La start-up technologique qui révolutionne le recyclage et la valorisation des modules photovoltaïques
Yun Luo (X97), CEO de Rosi, s’est attaquée à une problématique critique de la filière photovoltaïque : obtenir, grâce au recyclage, des matières premières de haute pureté qui peuvent être réutilisées et réinjectées dans différentes filières de haute valeur. Après trois ans de R&D, la jeune pousse française a développé une série des technologies brevetées qui lui permet de relever ce défi. Avec un premier site industriel et démonstrateur récemment lancé à La Mure, Rosi affiche déjà des ambitions de développement en Europe, notamment en Allemagne et en Espagne.
Quels sont votre modèle et votre positionnement ?

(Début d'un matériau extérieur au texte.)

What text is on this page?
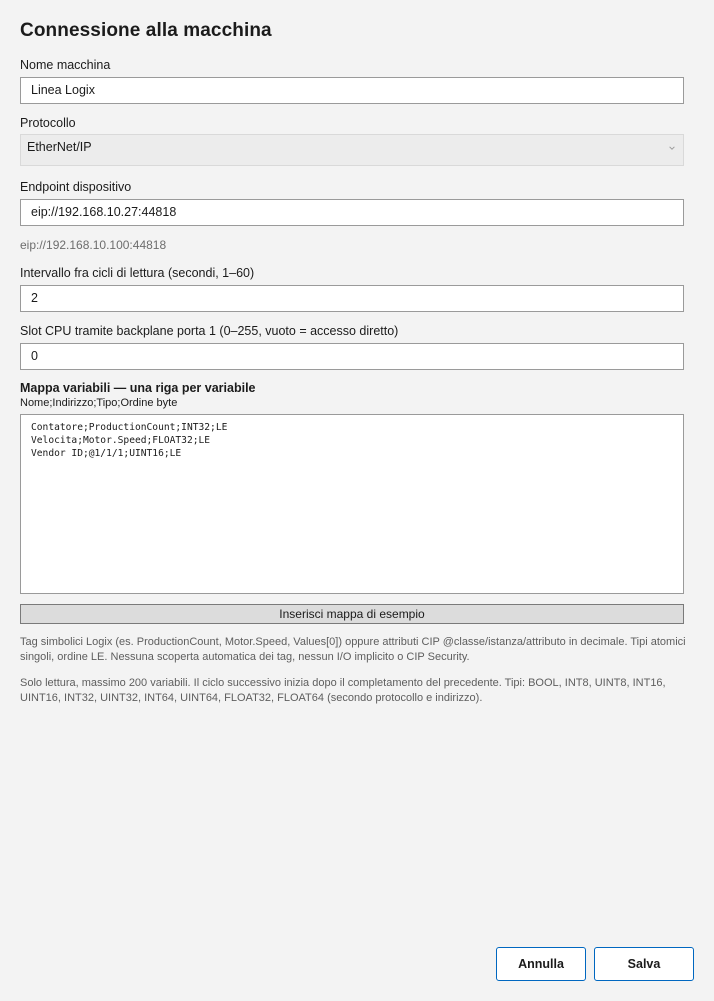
Connessione alla macchina
Nome macchina
Linea Logix
Protocollo
EtherNet/IP
Endpoint dispositivo
eip://192.168.10.27:44818
eip://192.168.10.100:44818
Intervallo fra cicli di lettura (secondi, 1–60)
2
Slot CPU tramite backplane porta 1 (0–255, vuoto = accesso diretto)
0
Mappa variabili — una riga per variabile
Nome;Indirizzo;Tipo;Ordine byte
Contatore;ProductionCount;INT32;LE
Velocita;Motor.Speed;FLOAT32;LE
Vendor ID;@1/1/1;UINT16;LE
Inserisci mappa di esempio
Tag simbolici Logix (es. ProductionCount, Motor.Speed, Values[0]) oppure attributi CIP @classe/istanza/attributo in decimale. Tipi atomici singoli, ordine LE. Nessuna scoperta automatica dei tag, nessun I/O implicito o CIP Security.
Solo lettura, massimo 200 variabili. Il ciclo successivo inizia dopo il completamento del precedente. Tipi: BOOL, INT8, UINT8, INT16, UINT16, INT32, UINT32, INT64, UINT64, FLOAT32, FLOAT64 (secondo protocollo e indirizzo).
Annulla	Salva
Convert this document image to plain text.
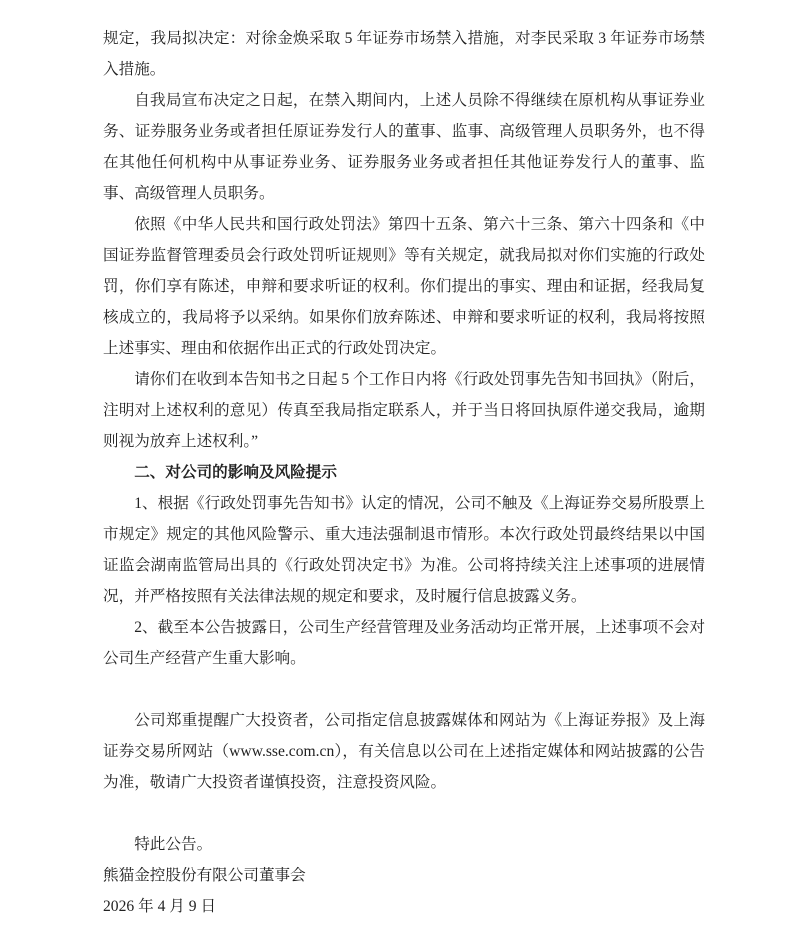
规定，我局拟决定：对徐金焕采取 5 年证券市场禁入措施，对李民采取 3 年证券市场禁入措施。

自我局宣布决定之日起，在禁入期间内，上述人员除不得继续在原机构从事证券业务、证券服务业务或者担任原证券发行人的董事、监事、高级管理人员职务外，也不得在其他任何机构中从事证券业务、证券服务业务或者担任其他证券发行人的董事、监事、高级管理人员职务。

依照《中华人民共和国行政处罚法》第四十五条、第六十三条、第六十四条和《中国证券监督管理委员会行政处罚听证规则》等有关规定，就我局拟对你们实施的行政处罚，你们享有陈述，申辩和要求听证的权利。你们提出的事实、理由和证据，经我局复核成立的，我局将予以采纳。如果你们放弃陈述、申辩和要求听证的权利，我局将按照上述事实、理由和依据作出正式的行政处罚决定。

请你们在收到本告知书之日起 5 个工作日内将《行政处罚事先告知书回执》（附后，注明对上述权利的意见）传真至我局指定联系人，并于当日将回执原件递交我局，逾期则视为放弃上述权利。”

二、对公司的影响及风险提示

1、根据《行政处罚事先告知书》认定的情况，公司不触及《上海证券交易所股票上市规定》规定的其他风险警示、重大违法强制退市情形。本次行政处罚最终结果以中国证监会湖南监管局出具的《行政处罚决定书》为准。公司将持续关注上述事项的进展情况，并严格按照有关法律法规的规定和要求，及时履行信息披露义务。

2、截至本公告披露日，公司生产经营管理及业务活动均正常开展，上述事项不会对公司生产经营产生重大影响。

公司郑重提醒广大投资者，公司指定信息披露媒体和网站为《上海证券报》及上海证券交易所网站（www.sse.com.cn），有关信息以公司在上述指定媒体和网站披露的公告为准，敬请广大投资者谨慎投资，注意投资风险。

特此公告。

熊猫金控股份有限公司董事会

2026 年 4 月 9 日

Le photovoltaïque est devenu, au cours des dernières années, un des principales énergies renouvelables. Si la génération de cette énergie est très propre et n’implique pas de CO2, la fabrication des matières premières pour produire les modules photovoltaïques est très intensive en énergie et en CO2. Parmi ces matières critiques, on retrouve le silicium pur qui permet de transformer la lumière en électricité. Pour fabriquer une portion de silicium, il faut trois îlots de quartz de bonne qualité, deux portions de bois et une portion de charbon, des ressources naturelles non-renouvelables.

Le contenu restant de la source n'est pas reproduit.